Welcoming the Green! Spring Equinox / St. Patrick’s Day

Invitation: It’s Spring Equinox, the beginning of Spring. The early woodland wildflowers are blooming, the moss garden is brilliant green, and it’s St. Patrick’s Day, so it’s time for some Irish Music!

You are invited to come enjoy the Moss Garden Sanctuary and learn about moss gardening.

We’ll learn about the native spring ephemeral wildflowers that are blooming in the woods.

The High Strung Irish Jam will play some lively reels and jigs.
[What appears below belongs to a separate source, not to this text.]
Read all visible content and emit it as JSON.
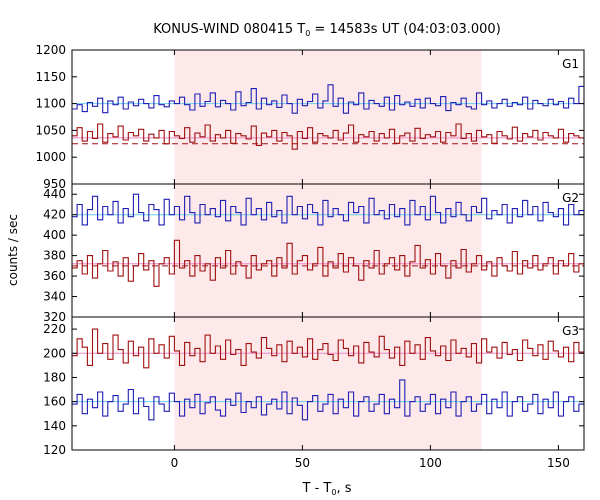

Epilogue: It was a gorgeous day for this neighborhood event at which to celebrate the start of Spring. We enjoyed seeing the beauty of the various mosses. Although it is gorgeous throughout the year, Spring is the moss garden’s chance to truly glow in its vibrant new clothing of chartreuse green. Here are some moss portraits. You can click on the photo to see the name of the moss. Notice that some of the mosses have spore capsules, spores being one of their methods of reproduction.

In the woodland garden we saw the many lovely Spring ephemeral wildflowers blooming, taking this opportunity to absorb the sunlight before the trees leaf out. We learned that the ants, who love to feed their young the little drop of fat that is on each seed, have now spread the wildflowers throughout the woods where before there had been only small patches planted from a plant-rescue. You can click on the photo to see the name of the wildflower.
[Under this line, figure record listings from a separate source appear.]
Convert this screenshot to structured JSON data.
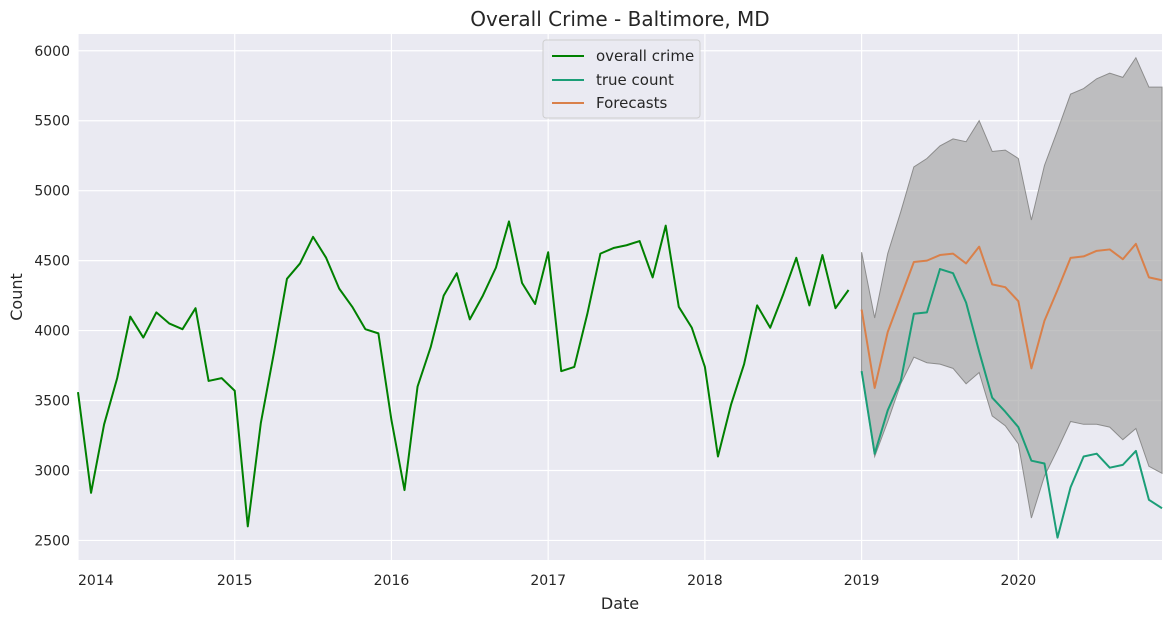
{
  "chart_data": {
    "type": "line",
    "title": "Overall Crime - Baltimore, MD",
    "xlabel": "Date",
    "ylabel": "Count",
    "xlim": [
      "2014-01",
      "2020-12"
    ],
    "ylim": [
      2360,
      6120
    ],
    "x_ticks": [
      "2014",
      "2015",
      "2016",
      "2017",
      "2018",
      "2019",
      "2020"
    ],
    "y_ticks": [
      2500,
      3000,
      3500,
      4000,
      4500,
      5000,
      5500,
      6000
    ],
    "grid": true,
    "legend_position": "top-center",
    "colors": {
      "background": "#eaeaf2",
      "grid": "#ffffff",
      "overall_crime": "#008000",
      "true_count": "#1b9e77",
      "forecasts": "#d9804a",
      "confidence_band": "#a9a9a9"
    },
    "series": [
      {
        "name": "overall crime",
        "start": "2014-01",
        "values": [
          3560,
          2840,
          3330,
          3660,
          4100,
          3950,
          4130,
          4050,
          4010,
          4160,
          3640,
          3660,
          3570,
          2600,
          3340,
          3840,
          4370,
          4480,
          4670,
          4520,
          4300,
          4170,
          4010,
          3980,
          3360,
          2860,
          3600,
          3880,
          4250,
          4410,
          4080,
          4250,
          4450,
          4780,
          4340,
          4190,
          4560,
          3710,
          3740,
          4120,
          4550,
          4590,
          4610,
          4640,
          4380,
          4750,
          4170,
          4020,
          3740,
          3100,
          3470,
          3760,
          4180,
          4020,
          4260,
          4520,
          4180,
          4540,
          4160,
          4290
        ]
      },
      {
        "name": "true count",
        "start": "2019-01",
        "values": [
          3710,
          3120,
          3430,
          3640,
          4120,
          4130,
          4440,
          4410,
          4200,
          3850,
          3520,
          3420,
          3310,
          3070,
          3050,
          2520,
          2880,
          3100,
          3120,
          3020,
          3040,
          3140,
          2790,
          2730
        ]
      },
      {
        "name": "Forecasts",
        "start": "2019-01",
        "values": [
          4150,
          3590,
          3990,
          4240,
          4490,
          4500,
          4540,
          4550,
          4480,
          4600,
          4330,
          4310,
          4210,
          3730,
          4070,
          4290,
          4520,
          4530,
          4570,
          4580,
          4510,
          4620,
          4380,
          4360
        ],
        "lower": [
          3700,
          3100,
          3350,
          3620,
          3810,
          3770,
          3760,
          3730,
          3620,
          3700,
          3390,
          3320,
          3190,
          2660,
          2960,
          3150,
          3350,
          3330,
          3330,
          3310,
          3220,
          3300,
          3030,
          2980
        ],
        "upper": [
          4560,
          4090,
          4550,
          4850,
          5170,
          5230,
          5320,
          5370,
          5350,
          5500,
          5280,
          5290,
          5230,
          4790,
          5180,
          5430,
          5690,
          5730,
          5800,
          5840,
          5810,
          5950,
          5740,
          5740
        ]
      }
    ]
  }
}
The High Strung Irish Jam musicians enjoyed their opportunity to shine in the sunlight, too! And we enjoyed their reels, jigs, hornpipes, and Irish polkas!
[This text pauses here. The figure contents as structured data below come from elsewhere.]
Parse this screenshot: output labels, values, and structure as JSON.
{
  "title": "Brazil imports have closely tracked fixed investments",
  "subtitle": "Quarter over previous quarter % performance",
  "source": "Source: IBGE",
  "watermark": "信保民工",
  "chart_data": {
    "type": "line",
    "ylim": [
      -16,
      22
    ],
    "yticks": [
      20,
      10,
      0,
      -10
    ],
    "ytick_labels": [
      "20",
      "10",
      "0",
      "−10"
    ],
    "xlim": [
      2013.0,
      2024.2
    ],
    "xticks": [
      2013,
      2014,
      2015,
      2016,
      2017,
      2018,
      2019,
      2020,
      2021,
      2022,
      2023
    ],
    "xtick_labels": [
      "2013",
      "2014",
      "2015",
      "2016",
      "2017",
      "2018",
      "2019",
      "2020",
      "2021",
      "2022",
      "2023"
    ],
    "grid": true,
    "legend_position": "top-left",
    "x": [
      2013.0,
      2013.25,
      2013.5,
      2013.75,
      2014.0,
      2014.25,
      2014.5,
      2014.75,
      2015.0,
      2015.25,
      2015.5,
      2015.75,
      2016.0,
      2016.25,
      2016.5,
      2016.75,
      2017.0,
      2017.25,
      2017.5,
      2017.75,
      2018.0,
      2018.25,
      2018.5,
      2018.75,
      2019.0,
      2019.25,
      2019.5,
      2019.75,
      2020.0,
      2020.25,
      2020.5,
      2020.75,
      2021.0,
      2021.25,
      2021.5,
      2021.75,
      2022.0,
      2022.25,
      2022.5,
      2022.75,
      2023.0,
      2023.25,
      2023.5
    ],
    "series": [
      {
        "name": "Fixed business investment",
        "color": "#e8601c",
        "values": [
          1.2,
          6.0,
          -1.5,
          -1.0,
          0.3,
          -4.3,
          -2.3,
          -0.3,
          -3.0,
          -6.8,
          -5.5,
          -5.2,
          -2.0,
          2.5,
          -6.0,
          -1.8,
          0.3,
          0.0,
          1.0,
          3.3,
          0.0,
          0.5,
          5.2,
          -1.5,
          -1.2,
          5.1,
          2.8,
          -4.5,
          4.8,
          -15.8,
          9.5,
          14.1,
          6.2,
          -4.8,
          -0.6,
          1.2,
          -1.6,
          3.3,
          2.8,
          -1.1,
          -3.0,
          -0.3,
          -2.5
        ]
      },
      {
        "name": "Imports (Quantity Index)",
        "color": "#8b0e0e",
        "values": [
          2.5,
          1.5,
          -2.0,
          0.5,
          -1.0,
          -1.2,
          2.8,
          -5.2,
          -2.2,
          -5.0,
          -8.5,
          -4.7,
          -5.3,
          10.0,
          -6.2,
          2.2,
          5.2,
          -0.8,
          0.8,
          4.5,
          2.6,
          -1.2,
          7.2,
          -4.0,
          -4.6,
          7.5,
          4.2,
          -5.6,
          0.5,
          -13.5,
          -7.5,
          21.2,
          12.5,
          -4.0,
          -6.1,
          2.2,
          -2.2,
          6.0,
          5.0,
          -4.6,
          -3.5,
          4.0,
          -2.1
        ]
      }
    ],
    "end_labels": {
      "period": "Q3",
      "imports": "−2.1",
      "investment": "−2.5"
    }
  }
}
Wishing you all the blessings of Spring. Here is a poem for you that a friend just sent me today:

Ten thousand flowers in spring,

the moon in autumn,

a cool breeze in summer,

snow in winter.

If your mind isn’t clouded

by unnecessary things,

this is the best season of your life.

-Wu-Men Kuan (1183-1260)

 

 

10 Responses

  1. Elizabeth Cox

    Betty Lou for sharing I always enjoy the documentations and your choice of poems and pics. These are gorgeous pictures and thank you for including the names Of each plant. Those mosses and wildflowers Are quite beautiful. I will try to send you some pics of the lovely ones in my art as well. May Apples have just shown their heads on my property. I managed to find a few more trout Lillys though they are past their prime. We actually saw Bluiett peeking out there plenty of violets I am so surprised at how spread out all the Daffidil bulbs are here now there must be hundreds upon hundreds of daffodils it was quite lovely week or two ago. It is nice to have water in the ephemeral ponds too. The amphibians are also enjoying the spring, the rains and even the snow. I look forward to being with you in ceremony or “labyrinthing” soon.

    • Betty Lou Chaika

      Elizabeth, Hi! I’d love to see your photos. Our next projects are a couple of small ponds, so I hope to attract some amphibians, too. I look forward to more ceremony and labyrinth walking with you soon.

      • Elizabeth Cox

        We have many. The ag day tomorrow in Pittsboro will feature a sampling as Phillip is bringing some to his booths there. Grand trees of Chatham and maybe Rocky River will be there too.(He is in both.). Tadpoles all kinds, frogs, salamanders, toads it is a loud and boisterous ruckus here nightly and when rains come in.

  2. Ann Gayek

    I love your wildflower photos!! I recognized all of them. How wonderful to have them all on your property!
    Thank you for this wonderful post.

    • Betty Lou Chaika

      Hi Ann. Our’s is a bottomland woods, so we were interested in restoring the species of plants that would have been there originally, before the land was converted to pasture. The land has now gone through succession from pasture to pines to hardwoods, so we were comfortable reintroducing bottomland wildflowers that we rescued from development. All the wildflowers pictured would/could have been present except for the trilliums, which were carried there by the ants, and the Virginia bluebells, which are up in the Moss Garden.